I made a few simulation environments for experiments involving sensory, motor, and reinforcement signals. The ones shown here include various types of embodied arms, ranging from a simple line segment to a human-like arm and hand:

1-DOF arm in 2D
1-DOF arm in 2D
1-DOF arm in 3D
1-DOF arm in 3D
2-DOF arm in 3D
2-DOF arm in 3D
Humanoid arm in 3D
Humanoid arm in 3D

Below you can see the humanoid arm with added visualizations for its 32x32 vision and binary touch sensor array. This environment could be used for a variety of tasks (i.e. reinforcement signals), but generally I wanted to focus on curiosity here, i.e. emergent, self-directed tasks in an open-ended, playground-like environment.

Humanoid arm with vision and touch sensor visualization
Humanoid arm with vision and touch sensor visualization

Note: the motor outputs are described here as binary, i.e. applying either zero or some fixed torque at a joint. The document linked here also mentions using "force-limited velocity constraints" (FLVCs), which would use two real values per joint (one to set a desired velocity, and another to set a maximum force output). My original plan was to use FLVCs, but I later switched to binary motors. I made this change because I wanted to keep the raw input/output data as simple as possible (i.e. not requiring a separate control system, even a very simple one like FLVCs). I generally wanted the system to learn any useful transformations directly from the data without any extra help. So, if a FLVC or PID is actually helpful, it would need to construct its own form of these mechanisms internally.

The following images show the Probe connected to Brains driving different versions of the 3D 2-DOF arm: one showing joint angle and goal position sensors, one showing joint angle and vision (pixel array) inputs, and one showing the two motor outputs (labeled "elbow" and "shoulder"):

Probe with 2-DOF arm showing joint angle and goal position
Probe with 2-DOF arm showing joint angle and goal position
Probe with 2-DOF arm showing joint angle and vision
Probe with 2-DOF arm showing joint angle and vision
Probe with 2-DOF arm showing two motor outputs
Probe with 2-DOF arm showing two motor outputs

Finally, here is an example of the Probe connected to the 3D 2-DOF arm (zoomed in here on the proprioception/joint angle modality) with the simulation running in the background:

Probe with 2-DOF arm and simulation running in background
Probe with 2-DOF arm and simulation running in background

December 2020 Update

I've always found biological inspiration to be generally helpful for AI research, especially in the form of broad principles and constraints to help narrow the search space.

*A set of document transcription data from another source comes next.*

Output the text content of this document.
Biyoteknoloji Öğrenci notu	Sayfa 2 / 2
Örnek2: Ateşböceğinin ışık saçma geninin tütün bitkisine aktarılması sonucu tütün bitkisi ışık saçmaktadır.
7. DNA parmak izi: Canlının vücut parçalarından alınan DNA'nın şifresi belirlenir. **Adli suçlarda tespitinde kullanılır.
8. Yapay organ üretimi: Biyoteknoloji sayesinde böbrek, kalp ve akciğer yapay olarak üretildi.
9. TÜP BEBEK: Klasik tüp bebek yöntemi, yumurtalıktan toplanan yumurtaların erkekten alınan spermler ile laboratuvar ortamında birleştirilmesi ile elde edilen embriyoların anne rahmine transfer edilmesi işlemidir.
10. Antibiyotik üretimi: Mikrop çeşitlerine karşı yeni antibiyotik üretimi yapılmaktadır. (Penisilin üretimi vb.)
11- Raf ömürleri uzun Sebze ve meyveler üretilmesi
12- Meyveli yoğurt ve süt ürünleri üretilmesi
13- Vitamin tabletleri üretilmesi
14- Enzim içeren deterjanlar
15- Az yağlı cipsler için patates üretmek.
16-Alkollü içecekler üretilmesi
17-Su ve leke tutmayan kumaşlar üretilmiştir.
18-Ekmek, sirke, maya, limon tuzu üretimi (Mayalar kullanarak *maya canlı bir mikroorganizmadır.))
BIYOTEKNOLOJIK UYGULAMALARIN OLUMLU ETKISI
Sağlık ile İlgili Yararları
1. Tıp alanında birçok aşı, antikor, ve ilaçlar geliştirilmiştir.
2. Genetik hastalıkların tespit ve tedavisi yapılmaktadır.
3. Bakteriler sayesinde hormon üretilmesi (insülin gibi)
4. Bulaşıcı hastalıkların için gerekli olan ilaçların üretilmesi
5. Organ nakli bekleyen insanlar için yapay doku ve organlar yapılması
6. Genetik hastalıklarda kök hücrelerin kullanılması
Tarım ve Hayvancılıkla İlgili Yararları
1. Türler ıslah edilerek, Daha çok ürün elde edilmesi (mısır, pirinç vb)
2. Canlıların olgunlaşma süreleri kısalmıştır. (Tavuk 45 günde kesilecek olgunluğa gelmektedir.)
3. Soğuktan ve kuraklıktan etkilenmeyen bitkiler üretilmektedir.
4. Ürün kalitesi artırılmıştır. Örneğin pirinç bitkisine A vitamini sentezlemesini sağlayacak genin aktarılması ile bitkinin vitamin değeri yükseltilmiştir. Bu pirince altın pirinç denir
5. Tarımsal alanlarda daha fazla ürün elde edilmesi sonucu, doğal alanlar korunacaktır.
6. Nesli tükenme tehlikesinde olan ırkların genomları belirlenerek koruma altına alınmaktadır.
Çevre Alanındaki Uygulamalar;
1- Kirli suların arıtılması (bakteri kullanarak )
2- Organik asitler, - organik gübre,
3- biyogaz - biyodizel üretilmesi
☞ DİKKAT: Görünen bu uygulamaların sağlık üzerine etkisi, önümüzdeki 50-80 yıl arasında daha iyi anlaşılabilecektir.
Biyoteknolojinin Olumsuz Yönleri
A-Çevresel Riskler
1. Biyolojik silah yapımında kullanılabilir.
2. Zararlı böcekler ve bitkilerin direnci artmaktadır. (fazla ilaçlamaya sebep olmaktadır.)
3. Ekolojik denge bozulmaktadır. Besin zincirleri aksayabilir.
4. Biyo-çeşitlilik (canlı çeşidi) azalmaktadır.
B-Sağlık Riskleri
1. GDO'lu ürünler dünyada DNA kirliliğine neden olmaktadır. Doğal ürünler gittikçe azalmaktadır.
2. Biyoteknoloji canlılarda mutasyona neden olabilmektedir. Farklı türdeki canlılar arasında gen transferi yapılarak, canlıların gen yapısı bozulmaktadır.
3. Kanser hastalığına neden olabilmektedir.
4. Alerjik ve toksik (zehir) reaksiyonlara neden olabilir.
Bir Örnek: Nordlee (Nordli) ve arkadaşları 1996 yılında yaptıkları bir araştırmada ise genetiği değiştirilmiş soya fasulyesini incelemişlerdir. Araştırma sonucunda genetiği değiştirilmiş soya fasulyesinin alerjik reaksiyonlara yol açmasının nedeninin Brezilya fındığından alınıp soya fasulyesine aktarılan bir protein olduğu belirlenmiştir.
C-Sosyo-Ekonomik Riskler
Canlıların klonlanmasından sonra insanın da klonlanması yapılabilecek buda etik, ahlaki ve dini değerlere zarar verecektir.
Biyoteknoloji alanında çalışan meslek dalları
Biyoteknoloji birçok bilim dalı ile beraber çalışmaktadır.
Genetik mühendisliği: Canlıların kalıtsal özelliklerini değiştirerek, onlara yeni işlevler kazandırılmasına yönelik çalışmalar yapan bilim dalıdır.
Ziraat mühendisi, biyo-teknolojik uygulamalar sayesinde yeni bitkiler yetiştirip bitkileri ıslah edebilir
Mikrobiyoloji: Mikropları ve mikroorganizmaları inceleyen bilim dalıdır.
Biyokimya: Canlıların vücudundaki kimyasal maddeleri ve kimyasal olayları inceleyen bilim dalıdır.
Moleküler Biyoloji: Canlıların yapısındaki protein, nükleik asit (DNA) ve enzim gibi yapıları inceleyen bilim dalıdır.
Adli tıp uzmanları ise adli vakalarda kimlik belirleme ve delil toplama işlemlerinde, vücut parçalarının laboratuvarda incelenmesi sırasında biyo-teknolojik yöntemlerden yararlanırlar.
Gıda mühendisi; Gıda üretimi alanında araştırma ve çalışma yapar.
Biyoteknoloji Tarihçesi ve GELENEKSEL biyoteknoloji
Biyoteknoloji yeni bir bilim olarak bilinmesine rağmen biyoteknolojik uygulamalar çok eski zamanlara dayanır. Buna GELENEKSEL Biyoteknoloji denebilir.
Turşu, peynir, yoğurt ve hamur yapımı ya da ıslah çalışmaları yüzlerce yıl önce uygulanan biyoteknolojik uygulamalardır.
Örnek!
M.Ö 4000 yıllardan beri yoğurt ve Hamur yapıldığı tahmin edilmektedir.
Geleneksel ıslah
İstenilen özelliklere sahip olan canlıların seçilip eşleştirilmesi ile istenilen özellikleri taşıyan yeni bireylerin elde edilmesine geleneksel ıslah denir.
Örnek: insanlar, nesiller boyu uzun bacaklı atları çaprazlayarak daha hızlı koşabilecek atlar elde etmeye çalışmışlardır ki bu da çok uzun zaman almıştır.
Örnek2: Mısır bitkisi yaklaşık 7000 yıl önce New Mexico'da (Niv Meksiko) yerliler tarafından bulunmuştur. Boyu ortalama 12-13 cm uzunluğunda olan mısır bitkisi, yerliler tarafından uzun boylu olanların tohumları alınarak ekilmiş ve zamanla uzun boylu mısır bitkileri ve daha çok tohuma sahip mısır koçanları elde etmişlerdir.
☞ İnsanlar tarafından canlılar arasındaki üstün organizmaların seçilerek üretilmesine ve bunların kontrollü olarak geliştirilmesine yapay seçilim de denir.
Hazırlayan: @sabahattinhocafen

But after finishing the initial version of Sapience in 2009 (both architecture and software implementation), I began to struggle with compromises that were required from trying to maintain both biological realism and functionality.

In 2010 I started investing a lot of time into learning/relearning the fundamentals (math, probabilistic modeling, statistics, etc.) to be able to explore machine learning at a deeper level. By the end of the year, I realized I was gaining more traction as a researcher by focusing on more abstract theoretical principles, so I decided to focus less on the biological aspects of intelligence. My change of focus is described in more detail in the preface here.